When dealing with square root equations, the first crucial step is isolating the square root term. This means rearranging your equation so that the square root is by itself on one side.
This process helps to simplify the equation and makes it easier to handle in the subsequent steps. For the equation \(\sqrt{y-4} - 4 = 0\), we can isolate the square root term by adding 4 to both sides.

• Adding 4 counteracts the \(-4\) on the left side.
• This transforms our equation into \(\sqrt{y-4} = 4\).

With the square root term now isolated, you have set the stage for the next step in solving the equation.

Once the square root term is isolated, the next step involves eliminating the square root by squaring both sides of the equation.
This technique converts the equation from one involving a square root to a more familiar linear equation. In our example, we take \(\sqrt{y-4} = 4\) and square each side:

• Squaring the left side: \((\sqrt{y-4})^2\).
• Squaring the right side: \(4^2\).

Squaring the left side effectively removes the square root, transforming \(\sqrt{y-4}\) into \(y-4\). Similarly, \(4^2\) becomes 16.
The resulting linear equation is \(y-4 = 16\), making the process of finding the variable straightforward.

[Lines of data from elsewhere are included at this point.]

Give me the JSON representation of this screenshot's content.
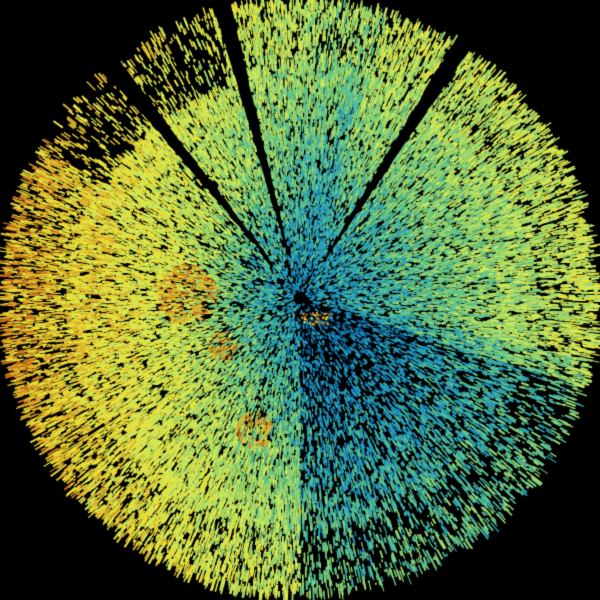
{
  "background": "#000000",
  "colormap": [
    "#0b5f9a",
    "#1a8fc4",
    "#2fa7b8",
    "#5cc48f",
    "#9ad66c",
    "#cfe85a",
    "#e8e23c",
    "#e0b22a",
    "#c8701c"
  ],
  "site_marker_color": "#000000"
}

After eliminating the square root, what remains is a simple linear equation to solve.
In the example, the new equation is \(y-4 = 16\). To solve for \(y\), you need to isolate it on one side:

• Add 4 to both sides of the equation: \(y - 4 + 4 = 16 + 4\).
• Simplifying gives \(y = 20\).

This step involves basic arithmetic, making it less complex compared to the earlier parts of the problem.
Once you perform these calculations, you have reached the solution: \(y = 20\). Understanding each step and performing operations with care ensures that you solve square root equations correctly.